Pamiętam bardzo dobrze ten dzień, w którym z maleńkim Maksem na rękach stałam w kolejce do rejestracji w jednej z warszawskich przychodni przyszpitalnych, absolutnie sparaliżowana strachem o zdrowie własnego dziecka – typowo dla młodej mamy. Jakież było moje zdziwienie, gdy pani rejestratorka oświadczyła, że dziecko jest nieubezpieczone i ona nas zapisać nie może. Zapomnieliśmy zgłosić syna do ubezpieczenia! Milion rzeczy było ważniejszych niż biurokracja, a teraz dziecka nie przyjmą do specjalisty. W ogromie paniki w odmętach pamięci przypomniało mi się, jednak że zaraz…
Przecież aż do 18 roku życia dzieci mają prawo do bezpłatnego korzystania z opieki zdrowotnej w ramach NFZ – nawet jeśli nie mają żadnego tytułu do ubezpieczenia.
Taka sytuacja powinna mieć miejsce z resztą zupełnie wyjątkowo, gdyż do zgłoszenia dziecka do ubezpieczenia jest zobowiązany cały szereg ludzi i instytucji – w następującej kolejności:
- jedno z rodziców lub dziadków;
- instytucja, która się dzieckiem opiekuje lub w której dziecko przebywa (poprawczak, dom pomocy społecznej itp.);
- szkoła, do której ono uczęszcza.
Zgłoszenie dziecka do ubezpieczenia NIC nie kosztuje.

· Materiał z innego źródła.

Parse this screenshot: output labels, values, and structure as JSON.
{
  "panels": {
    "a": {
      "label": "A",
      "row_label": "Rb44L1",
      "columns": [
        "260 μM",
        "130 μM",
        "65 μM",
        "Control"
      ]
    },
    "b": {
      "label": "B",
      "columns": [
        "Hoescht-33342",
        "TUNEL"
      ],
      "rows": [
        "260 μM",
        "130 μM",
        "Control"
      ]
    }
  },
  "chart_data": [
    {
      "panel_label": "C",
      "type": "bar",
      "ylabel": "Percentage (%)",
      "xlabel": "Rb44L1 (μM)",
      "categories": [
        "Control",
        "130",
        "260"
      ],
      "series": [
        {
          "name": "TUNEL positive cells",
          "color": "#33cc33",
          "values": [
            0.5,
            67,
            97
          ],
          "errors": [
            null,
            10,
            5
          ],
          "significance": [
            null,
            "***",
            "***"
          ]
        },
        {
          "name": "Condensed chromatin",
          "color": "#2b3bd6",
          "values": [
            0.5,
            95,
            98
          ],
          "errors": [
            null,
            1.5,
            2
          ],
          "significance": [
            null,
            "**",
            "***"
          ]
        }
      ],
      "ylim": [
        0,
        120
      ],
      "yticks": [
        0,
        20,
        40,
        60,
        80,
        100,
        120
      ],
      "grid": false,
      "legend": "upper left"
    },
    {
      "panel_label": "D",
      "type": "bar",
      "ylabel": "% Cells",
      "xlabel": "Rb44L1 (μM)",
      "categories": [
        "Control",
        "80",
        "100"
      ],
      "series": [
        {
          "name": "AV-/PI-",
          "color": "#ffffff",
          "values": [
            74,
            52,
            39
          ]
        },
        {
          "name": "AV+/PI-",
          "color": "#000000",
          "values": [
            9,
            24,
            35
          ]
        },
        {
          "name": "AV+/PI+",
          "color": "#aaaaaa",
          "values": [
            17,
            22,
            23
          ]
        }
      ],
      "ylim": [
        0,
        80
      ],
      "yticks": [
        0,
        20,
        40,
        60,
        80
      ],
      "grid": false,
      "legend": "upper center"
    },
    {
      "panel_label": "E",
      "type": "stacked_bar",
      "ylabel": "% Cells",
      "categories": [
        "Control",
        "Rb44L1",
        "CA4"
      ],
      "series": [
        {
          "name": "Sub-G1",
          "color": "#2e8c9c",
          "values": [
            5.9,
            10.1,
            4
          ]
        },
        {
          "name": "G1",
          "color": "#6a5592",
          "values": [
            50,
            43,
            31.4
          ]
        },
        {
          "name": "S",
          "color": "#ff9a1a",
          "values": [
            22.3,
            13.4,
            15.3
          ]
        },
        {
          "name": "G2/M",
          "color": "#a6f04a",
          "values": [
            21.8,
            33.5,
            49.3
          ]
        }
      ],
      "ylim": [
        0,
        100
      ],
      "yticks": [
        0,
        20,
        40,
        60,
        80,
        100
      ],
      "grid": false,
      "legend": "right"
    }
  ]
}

Nie powoduje zwiększenia składki zdrowotnej niezależnie od tego czy opłacamy ją sami (np. przy działalności gospodarczej) czy opłaca ją pracodawca/zleceniodawca etc.
Jak to w praktyce wygląda:
- w przypadku dziecka zgłoszonego do ubezpieczenia – potwierdzenie jego prawa do świadczeń znajduje się w systemie eWUŚ (czyli Pani w rejestracji po wpisaniu PESEL dziecka sama sobie potwierdzi fakt ubezpieczenia – zapali jej się zielone światełko);
- w przypadku dziecka niezgłoszonego do ubezpieczenia- w systemie eWUŚ wyskoczy czerwone światełko – ale to nic! W takim wypadku należy okazać dokument potwierdzający tożsamość dziecka (np. dowód) albo skrócony odpis aktu urodzenia. Może się zdarzyć, że konieczne będzie złożenie oświadczenia na specjalnym druczku.

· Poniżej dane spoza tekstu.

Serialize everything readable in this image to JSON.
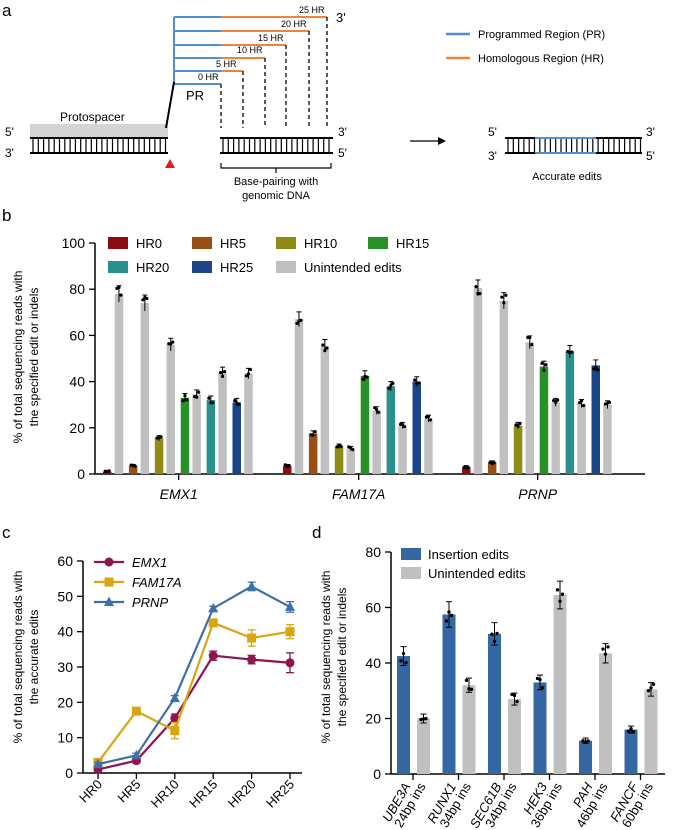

Brak potwierdzenia w eWUŚ lub odpowiedniego dokumentu nie może być powodem odmowy udzielenia świadczenia opieki zdrowotnej dziecku.
Na szczęście pod wpływem prawniczych argumentów pani rejestratorka przypomniała sobie, że faktycznie są takie druczki i można złożyć oświadczenie i zapisała naszego syna do kardiologa. Uff! Warto znać swoje prawa!